ONGC invites Petrobras to invest in refining ventures http://www.thehindubusinessline.com/2006/04/28/stories/2006042803040300.htm

Our Bureau

'Would also look at working together in third countries'

New Delhi , April 27

Oil and Natural Gas Corporation has offered stake in its refining ventures to Brazil's state-run oil company Petrobras.

The Chairman and Managing Director of ONGC, Mr Subir Raha, said here on Thursday that "we have plans for building a few grassroots refineries. We invite Petrobras to take equity in these projects. We feel co-operation with Petrobras will enhance our technical ability, as they have recognised excellence in ethanol technology.''

Mr Raha, however, did not comment on which projects would be offered to Petrobras for investment but only said opportunities were available for exploitation.
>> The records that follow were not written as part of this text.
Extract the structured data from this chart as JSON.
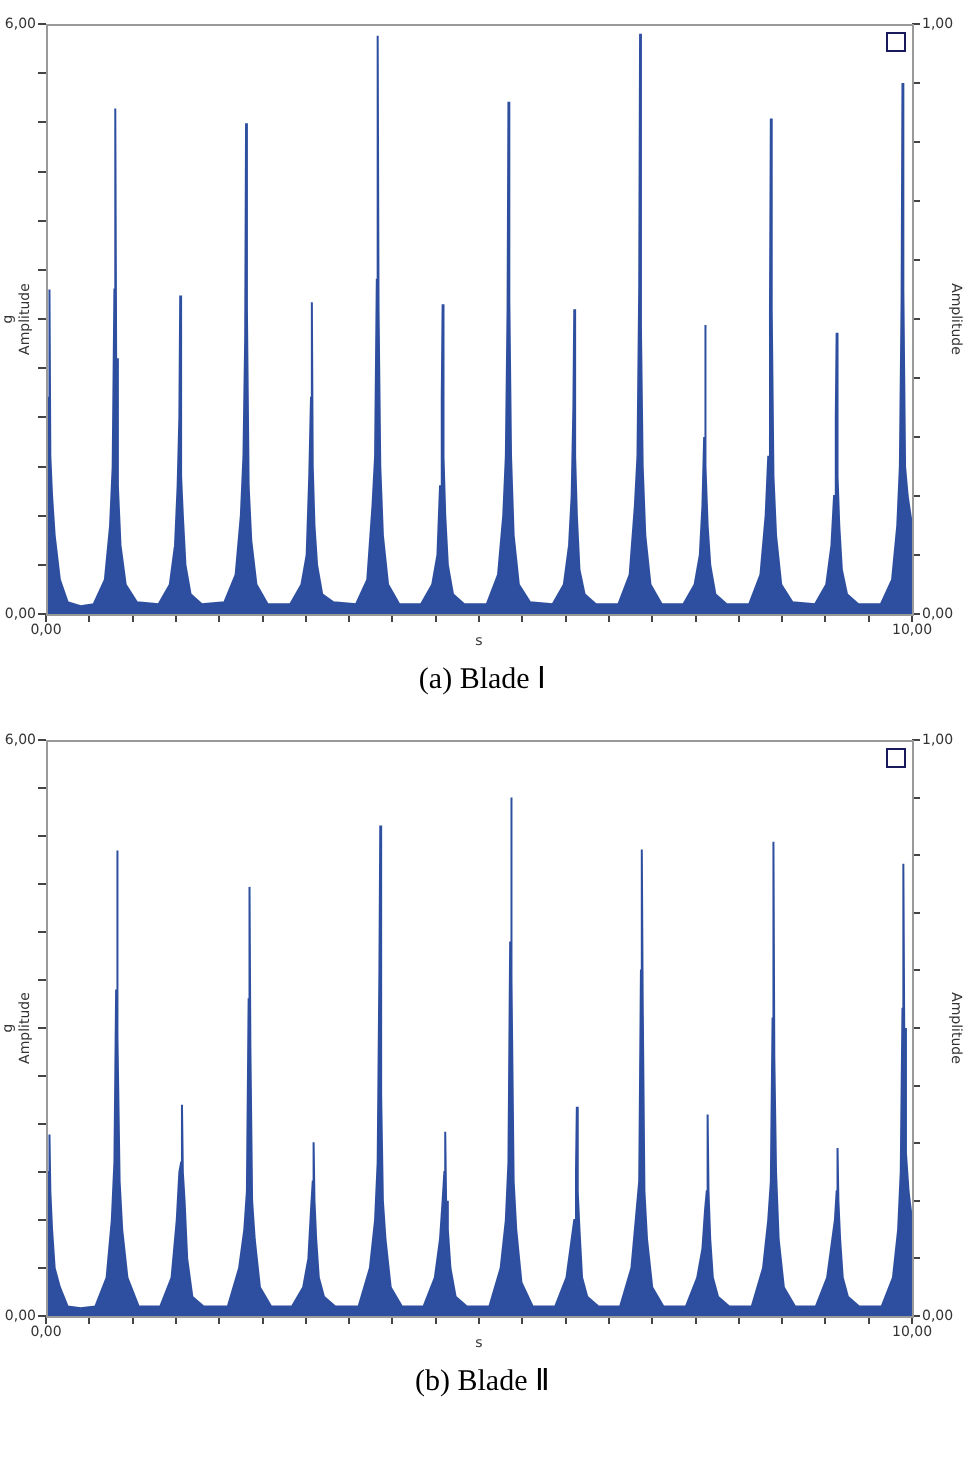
{
  "chart_data": [
    {
      "type": "area",
      "title": "(a)  Blade Ⅰ",
      "xlabel": "s",
      "ylabel": "g\nAmplitude",
      "y2label": "Amplitude",
      "xlim": [
        0,
        10
      ],
      "ylim": [
        0,
        6
      ],
      "y2lim": [
        0,
        1
      ],
      "xticks": [
        {
          "value": 0,
          "label": "0,00"
        },
        {
          "value": 0.5,
          "label": null
        },
        {
          "value": 1,
          "label": null
        },
        {
          "value": 1.5,
          "label": null
        },
        {
          "value": 2,
          "label": null
        },
        {
          "value": 2.5,
          "label": null
        },
        {
          "value": 3,
          "label": null
        },
        {
          "value": 3.5,
          "label": null
        },
        {
          "value": 4,
          "label": null
        },
        {
          "value": 4.5,
          "label": null
        },
        {
          "value": 5,
          "label": null
        },
        {
          "value": 5.5,
          "label": null
        },
        {
          "value": 6,
          "label": null
        },
        {
          "value": 6.5,
          "label": null
        },
        {
          "value": 7,
          "label": null
        },
        {
          "value": 7.5,
          "label": null
        },
        {
          "value": 8,
          "label": null
        },
        {
          "value": 8.5,
          "label": null
        },
        {
          "value": 9,
          "label": null
        },
        {
          "value": 9.5,
          "label": null
        },
        {
          "value": 10,
          "label": "10,00"
        }
      ],
      "yticks": [
        {
          "value": 0,
          "label": "0,00"
        },
        {
          "value": 0.5,
          "label": null
        },
        {
          "value": 1,
          "label": null
        },
        {
          "value": 1.5,
          "label": null
        },
        {
          "value": 2,
          "label": null
        },
        {
          "value": 2.5,
          "label": null
        },
        {
          "value": 3,
          "label": null
        },
        {
          "value": 3.5,
          "label": null
        },
        {
          "value": 4,
          "label": null
        },
        {
          "value": 4.5,
          "label": null
        },
        {
          "value": 5,
          "label": null
        },
        {
          "value": 5.5,
          "label": null
        },
        {
          "value": 6,
          "label": "6,00"
        }
      ],
      "y2ticks": [
        {
          "value": 0,
          "label": "0,00"
        },
        {
          "value": 0.1,
          "label": null
        },
        {
          "value": 0.2,
          "label": null
        },
        {
          "value": 0.3,
          "label": null
        },
        {
          "value": 0.4,
          "label": null
        },
        {
          "value": 0.5,
          "label": null
        },
        {
          "value": 0.6,
          "label": null
        },
        {
          "value": 0.7,
          "label": null
        },
        {
          "value": 0.8,
          "label": null
        },
        {
          "value": 0.9,
          "label": null
        },
        {
          "value": 1,
          "label": "1,00"
        }
      ],
      "grid": false,
      "legend": false,
      "series": [
        {
          "color": "#2e4fa0",
          "x": [
            0,
            0.03,
            0.04,
            0.05,
            0.07,
            0.1,
            0.16,
            0.25,
            0.4,
            0.55,
            0.68,
            0.74,
            0.77,
            0.79,
            0.8,
            0.81,
            0.83,
            0.86,
            0.92,
            1.05,
            1.3,
            1.43,
            1.49,
            1.52,
            1.54,
            1.55,
            1.56,
            1.58,
            1.61,
            1.67,
            1.8,
            2.06,
            2.19,
            2.25,
            2.28,
            2.3,
            2.31,
            2.32,
            2.34,
            2.37,
            2.43,
            2.56,
            2.82,
            2.95,
            3.01,
            3.04,
            3.06,
            3.07,
            3.08,
            3.1,
            3.13,
            3.19,
            3.32,
            3.58,
            3.71,
            3.77,
            3.8,
            3.82,
            3.83,
            3.84,
            3.86,
            3.89,
            3.95,
            4.08,
            4.33,
            4.46,
            4.52,
            4.55,
            4.57,
            4.58,
            4.59,
            4.61,
            4.64,
            4.7,
            4.83,
            5.09,
            5.22,
            5.28,
            5.31,
            5.33,
            5.34,
            5.35,
            5.37,
            5.4,
            5.46,
            5.59,
            5.85,
            5.98,
            6.04,
            6.07,
            6.09,
            6.1,
            6.11,
            6.13,
            6.16,
            6.22,
            6.35,
            6.61,
            6.74,
            6.8,
            6.83,
            6.85,
            6.86,
            6.87,
            6.89,
            6.92,
            6.98,
            7.11,
            7.36,
            7.49,
            7.55,
            7.58,
            7.6,
            7.61,
            7.62,
            7.64,
            7.67,
            7.73,
            7.86,
            8.12,
            8.25,
            8.31,
            8.34,
            8.36,
            8.37,
            8.38,
            8.4,
            8.43,
            8.49,
            8.62,
            8.88,
            9.01,
            9.07,
            9.1,
            9.12,
            9.13,
            9.14,
            9.16,
            9.19,
            9.25,
            9.38,
            9.64,
            9.77,
            9.83,
            9.86,
            9.88,
            9.89,
            9.9,
            9.92,
            9.95,
            10
          ],
          "values": [
            1.5,
            2.2,
            3.3,
            1.6,
            1.2,
            0.8,
            0.35,
            0.12,
            0.08,
            0.1,
            0.35,
            0.9,
            1.5,
            3.3,
            5.14,
            2.6,
            1.3,
            0.7,
            0.3,
            0.12,
            0.1,
            0.3,
            0.7,
            1.3,
            2.0,
            3.24,
            1.4,
            1.0,
            0.5,
            0.2,
            0.1,
            0.12,
            0.4,
            1.0,
            1.6,
            2.8,
            4.99,
            3.1,
            1.3,
            0.75,
            0.3,
            0.1,
            0.1,
            0.3,
            0.6,
            1.4,
            2.2,
            3.17,
            1.5,
            0.9,
            0.5,
            0.2,
            0.12,
            0.1,
            0.35,
            1.1,
            1.6,
            3.4,
            5.88,
            3.1,
            1.5,
            0.8,
            0.3,
            0.1,
            0.1,
            0.3,
            0.6,
            1.3,
            2.2,
            3.15,
            1.6,
            1.0,
            0.5,
            0.2,
            0.1,
            0.1,
            0.4,
            1.0,
            1.6,
            3.1,
            5.21,
            3.2,
            1.6,
            0.8,
            0.3,
            0.12,
            0.1,
            0.3,
            0.7,
            1.2,
            2.1,
            3.1,
            1.6,
            1.0,
            0.45,
            0.2,
            0.1,
            0.1,
            0.4,
            1.1,
            1.6,
            3.3,
            5.9,
            2.9,
            1.5,
            0.8,
            0.3,
            0.1,
            0.1,
            0.3,
            0.6,
            1.1,
            1.8,
            2.94,
            1.5,
            0.9,
            0.5,
            0.2,
            0.1,
            0.1,
            0.4,
            1.0,
            1.6,
            3.1,
            5.04,
            3.1,
            1.4,
            0.8,
            0.3,
            0.12,
            0.1,
            0.3,
            0.7,
            1.2,
            2.0,
            2.86,
            1.4,
            0.9,
            0.45,
            0.2,
            0.1,
            0.1,
            0.35,
            0.9,
            1.5,
            3.2,
            5.4,
            3.3,
            1.5,
            1.2,
            0.9
          ]
        }
      ]
    },
    {
      "type": "area",
      "title": "(b)  Blade Ⅱ",
      "xlabel": "s",
      "ylabel": "g\nAmplitude",
      "y2label": "Amplitude",
      "xlim": [
        0,
        10
      ],
      "ylim": [
        0,
        6
      ],
      "y2lim": [
        0,
        1
      ],
      "xticks": [
        {
          "value": 0,
          "label": "0,00"
        },
        {
          "value": 0.5,
          "label": null
        },
        {
          "value": 1,
          "label": null
        },
        {
          "value": 1.5,
          "label": null
        },
        {
          "value": 2,
          "label": null
        },
        {
          "value": 2.5,
          "label": null
        },
        {
          "value": 3,
          "label": null
        },
        {
          "value": 3.5,
          "label": null
        },
        {
          "value": 4,
          "label": null
        },
        {
          "value": 4.5,
          "label": null
        },
        {
          "value": 5,
          "label": null
        },
        {
          "value": 5.5,
          "label": null
        },
        {
          "value": 6,
          "label": null
        },
        {
          "value": 6.5,
          "label": null
        },
        {
          "value": 7,
          "label": null
        },
        {
          "value": 7.5,
          "label": null
        },
        {
          "value": 8,
          "label": null
        },
        {
          "value": 8.5,
          "label": null
        },
        {
          "value": 9,
          "label": null
        },
        {
          "value": 9.5,
          "label": null
        },
        {
          "value": 10,
          "label": "10,00"
        }
      ],
      "yticks": [
        {
          "value": 0,
          "label": "0,00"
        },
        {
          "value": 0.5,
          "label": null
        },
        {
          "value": 1,
          "label": null
        },
        {
          "value": 1.5,
          "label": null
        },
        {
          "value": 2,
          "label": null
        },
        {
          "value": 2.5,
          "label": null
        },
        {
          "value": 3,
          "label": null
        },
        {
          "value": 3.5,
          "label": null
        },
        {
          "value": 4,
          "label": null
        },
        {
          "value": 4.5,
          "label": null
        },
        {
          "value": 5,
          "label": null
        },
        {
          "value": 5.5,
          "label": null
        },
        {
          "value": 6,
          "label": "6,00"
        }
      ],
      "y2ticks": [
        {
          "value": 0,
          "label": "0,00"
        },
        {
          "value": 0.1,
          "label": null
        },
        {
          "value": 0.2,
          "label": null
        },
        {
          "value": 0.3,
          "label": null
        },
        {
          "value": 0.4,
          "label": null
        },
        {
          "value": 0.5,
          "label": null
        },
        {
          "value": 0.6,
          "label": null
        },
        {
          "value": 0.7,
          "label": null
        },
        {
          "value": 0.8,
          "label": null
        },
        {
          "value": 0.9,
          "label": null
        },
        {
          "value": 1,
          "label": "1,00"
        }
      ],
      "grid": false,
      "legend": false,
      "series": [
        {
          "color": "#2e4fa0",
          "x": [
            0,
            0.03,
            0.04,
            0.05,
            0.07,
            0.1,
            0.16,
            0.25,
            0.4,
            0.57,
            0.7,
            0.76,
            0.79,
            0.81,
            0.82,
            0.83,
            0.85,
            0.88,
            0.94,
            1.07,
            1.32,
            1.45,
            1.51,
            1.54,
            1.56,
            1.57,
            1.58,
            1.6,
            1.63,
            1.69,
            1.82,
            2.1,
            2.23,
            2.29,
            2.32,
            2.34,
            2.35,
            2.36,
            2.38,
            2.41,
            2.47,
            2.6,
            2.84,
            2.97,
            3.03,
            3.06,
            3.08,
            3.09,
            3.1,
            3.12,
            3.15,
            3.21,
            3.34,
            3.61,
            3.74,
            3.8,
            3.83,
            3.85,
            3.86,
            3.87,
            3.89,
            3.92,
            3.98,
            4.11,
            4.36,
            4.49,
            4.55,
            4.58,
            4.6,
            4.61,
            4.62,
            4.64,
            4.67,
            4.73,
            4.86,
            5.12,
            5.25,
            5.31,
            5.34,
            5.36,
            5.37,
            5.38,
            5.4,
            5.43,
            5.49,
            5.62,
            5.88,
            6.01,
            6.07,
            6.1,
            6.12,
            6.13,
            6.14,
            6.16,
            6.19,
            6.25,
            6.38,
            6.63,
            6.76,
            6.82,
            6.85,
            6.87,
            6.88,
            6.89,
            6.91,
            6.94,
            7,
            7.13,
            7.39,
            7.52,
            7.58,
            7.61,
            7.63,
            7.64,
            7.65,
            7.67,
            7.7,
            7.76,
            7.89,
            8.15,
            8.28,
            8.34,
            8.37,
            8.39,
            8.4,
            8.41,
            8.43,
            8.46,
            8.52,
            8.65,
            8.89,
            9.02,
            9.08,
            9.11,
            9.13,
            9.14,
            9.15,
            9.17,
            9.2,
            9.26,
            9.39,
            9.65,
            9.78,
            9.84,
            9.87,
            9.89,
            9.9,
            9.91,
            9.93,
            9.96,
            10
          ],
          "values": [
            1.2,
            1.5,
            1.89,
            1.3,
            0.9,
            0.5,
            0.3,
            0.1,
            0.08,
            0.1,
            0.4,
            1.0,
            1.6,
            3.4,
            4.85,
            2.9,
            1.4,
            0.9,
            0.4,
            0.1,
            0.1,
            0.4,
            1.0,
            1.5,
            1.6,
            2.2,
            1.5,
            1.2,
            0.6,
            0.2,
            0.1,
            0.1,
            0.5,
            0.9,
            1.3,
            3.3,
            4.47,
            2.8,
            1.2,
            0.8,
            0.3,
            0.1,
            0.1,
            0.3,
            0.6,
            1.1,
            1.4,
            1.81,
            1.2,
            0.8,
            0.4,
            0.2,
            0.1,
            0.1,
            0.5,
            1.0,
            1.6,
            3.6,
            5.11,
            2.3,
            1.2,
            0.8,
            0.3,
            0.1,
            0.1,
            0.4,
            0.8,
            1.2,
            1.5,
            1.92,
            1.2,
            0.9,
            0.5,
            0.2,
            0.1,
            0.1,
            0.5,
            1.0,
            1.6,
            3.9,
            5.4,
            3.5,
            1.4,
            0.9,
            0.35,
            0.1,
            0.1,
            0.4,
            0.8,
            1.0,
            1.5,
            2.18,
            1.3,
            0.9,
            0.4,
            0.2,
            0.1,
            0.1,
            0.5,
            1.1,
            1.4,
            3.6,
            4.86,
            3.3,
            1.3,
            0.8,
            0.3,
            0.1,
            0.1,
            0.4,
            0.7,
            1.1,
            1.3,
            2.1,
            1.3,
            0.8,
            0.4,
            0.2,
            0.1,
            0.1,
            0.5,
            1.0,
            1.4,
            3.1,
            4.94,
            2.7,
            1.5,
            0.8,
            0.3,
            0.1,
            0.1,
            0.4,
            0.8,
            1.0,
            1.3,
            1.75,
            1.2,
            0.8,
            0.4,
            0.2,
            0.1,
            0.1,
            0.4,
            0.9,
            1.5,
            3.2,
            4.71,
            3.0,
            1.7,
            1.3,
            1.0
          ]
        }
      ]
    }
  ]
}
Speaking at a conference to announce the entry of ONGC Videsh Ltd (OVL), the overseas arm of ONGC, into Brazil by picking up 15 per cent stake in an oil field in that country, Mr Raha said, besides Petrobras participation in India, ONGC would also look at working together with the Brazilian company in third countries.

Hiking refining capacity

ONGC has plans to increase its refining capacity to 45.9 million tonnes (mt) a year from the current 10 mt by the fiscal ending March 2010. For this, the company is building new refineries and expanding the capacity of its Mangalore refinery. It has also proposed building a refinery in Andhra Pradesh and Rajasthan.

OVL to pay $170 m

ONGC Videsh will pay about $170 million for buying a 15 per cent stake in a Brazilian oil field from Royal Dutch/Shell. The OVL Managing Director, Mr R.S. Butola, said that his company would spend another $234 million as its share of the cost involved in bringing the field to production by the end of 2009.

OVL had originally bought ExxonMobil's 30 per cent stake in BC-10 for $330 million. It had committed another $490 million as its share of development cost. However, Shell, as the operator of the block, had the first right of refusal on any stake sale in the venture by partners. It exercised its pre-emption right and now, OVL is buying half of that stake, he explained. OVL and Shell inked the shareholders agreement, which assigned 15 per cent stake in BC-10 to the former.

While Shell would remain the operator of the field with a 50 per cent stake, Petrobras will own the remaining 35 per cent and OVL 15 per cent. Mr Butola said the field holds 400 million barrels of oil reserves and has potential to produce 100,000 barrels per day. Stating that OVL is looking forward to future opportunities in Brazil, he said that his company is planning to bid for oil and gas blocks offered under the latest round of auctions in Brazil, which is open till November.

No case for bonus

Mr Raha said there was no case for bonus shares as the company's equity base was already very large.

"I don't think there is a case for issue of bonus shares as our equity base is already vary large and such a move would reduce earnings per share," he told newspersons at the sidelines of a conference.

Asked whether the company has received any instruction from the Finance Ministry to consider stock split and bonus issues, Mr Raha said the company had not received any instruction.